Following the U.S.-African Leaders Summit, Biden promised U.S. investments in the continent to the tune of $55 billion over the next three years, stating that the U.S. is “all in on Africa’s future.”

Economists note that it is in the interests of nations, including the U.S., China, Russia and the European Union, to invest in African countries as they emerge as growing middle-class markets in need of goods and services, including much-needed medical infrastructure seeking an end to potential pandemics as Ebola.
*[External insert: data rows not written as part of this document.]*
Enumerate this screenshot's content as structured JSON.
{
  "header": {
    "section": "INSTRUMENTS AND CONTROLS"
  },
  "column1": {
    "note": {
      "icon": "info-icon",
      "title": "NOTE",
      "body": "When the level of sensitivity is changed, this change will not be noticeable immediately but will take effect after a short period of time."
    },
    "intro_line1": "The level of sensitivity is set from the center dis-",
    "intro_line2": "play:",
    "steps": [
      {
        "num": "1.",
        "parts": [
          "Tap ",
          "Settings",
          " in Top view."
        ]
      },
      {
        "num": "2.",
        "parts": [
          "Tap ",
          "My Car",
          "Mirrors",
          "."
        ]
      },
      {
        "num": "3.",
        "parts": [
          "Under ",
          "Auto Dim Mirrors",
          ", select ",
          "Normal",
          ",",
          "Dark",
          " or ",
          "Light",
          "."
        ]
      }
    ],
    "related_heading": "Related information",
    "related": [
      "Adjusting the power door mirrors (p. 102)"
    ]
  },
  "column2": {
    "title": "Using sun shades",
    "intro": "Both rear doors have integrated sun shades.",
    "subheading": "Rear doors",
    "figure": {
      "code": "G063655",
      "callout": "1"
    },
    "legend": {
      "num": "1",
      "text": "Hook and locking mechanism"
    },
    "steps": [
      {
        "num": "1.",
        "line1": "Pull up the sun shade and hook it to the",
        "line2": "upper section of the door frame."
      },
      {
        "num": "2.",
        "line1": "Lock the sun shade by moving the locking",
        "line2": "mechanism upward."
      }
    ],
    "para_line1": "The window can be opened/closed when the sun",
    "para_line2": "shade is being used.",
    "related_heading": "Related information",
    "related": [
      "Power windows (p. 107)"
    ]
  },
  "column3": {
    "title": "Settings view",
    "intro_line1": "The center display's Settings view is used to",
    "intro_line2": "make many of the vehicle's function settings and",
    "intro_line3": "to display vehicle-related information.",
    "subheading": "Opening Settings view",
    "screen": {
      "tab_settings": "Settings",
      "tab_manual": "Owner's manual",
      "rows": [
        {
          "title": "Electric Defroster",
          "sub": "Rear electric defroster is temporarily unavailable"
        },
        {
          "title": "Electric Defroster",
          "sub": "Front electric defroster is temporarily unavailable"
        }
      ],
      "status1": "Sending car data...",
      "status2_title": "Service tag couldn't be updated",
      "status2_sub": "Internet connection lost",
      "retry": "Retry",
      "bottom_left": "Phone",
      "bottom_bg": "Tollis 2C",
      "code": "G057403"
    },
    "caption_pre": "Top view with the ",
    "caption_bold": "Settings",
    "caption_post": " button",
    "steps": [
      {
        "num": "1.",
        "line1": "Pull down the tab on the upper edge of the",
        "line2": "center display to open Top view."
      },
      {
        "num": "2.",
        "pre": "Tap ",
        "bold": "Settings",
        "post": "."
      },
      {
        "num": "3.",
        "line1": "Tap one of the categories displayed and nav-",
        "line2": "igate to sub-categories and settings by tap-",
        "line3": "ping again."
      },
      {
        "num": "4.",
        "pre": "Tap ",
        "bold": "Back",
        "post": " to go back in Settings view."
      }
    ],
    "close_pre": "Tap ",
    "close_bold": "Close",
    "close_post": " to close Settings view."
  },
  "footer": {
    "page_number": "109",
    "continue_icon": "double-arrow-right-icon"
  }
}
Leaders of African nations are faced with decisions as to which countries provide the best trade partners. Says the president of Rwanda Paul Kagame his country “will not be bullied into making choices between the United States and China.”

Developing and engineering products specifically for the African market are seen as sparking innovation that may also prove meaningful to nations worldwide. For instance, nearly half of all mobile phones purchased by Africans are Chinese brands, some customized with language-specific keyboards and photo hues designed to reflect African’s brown skin tones accurately.

Planned economic advancement throughout Africa is also seen as helpful to maintaining political stability globally, as well-to-do Nigerians and Tanzanians, now regularly migrating to European shores, are more likely to stay at home rather than run the gamut of migration into countries resisting their admittance.

All in all—as developed nations struggle to keep pace with each other, the move to build a base in Africa is seen as a move towards a brighter future and a win-win opportunity for the planet.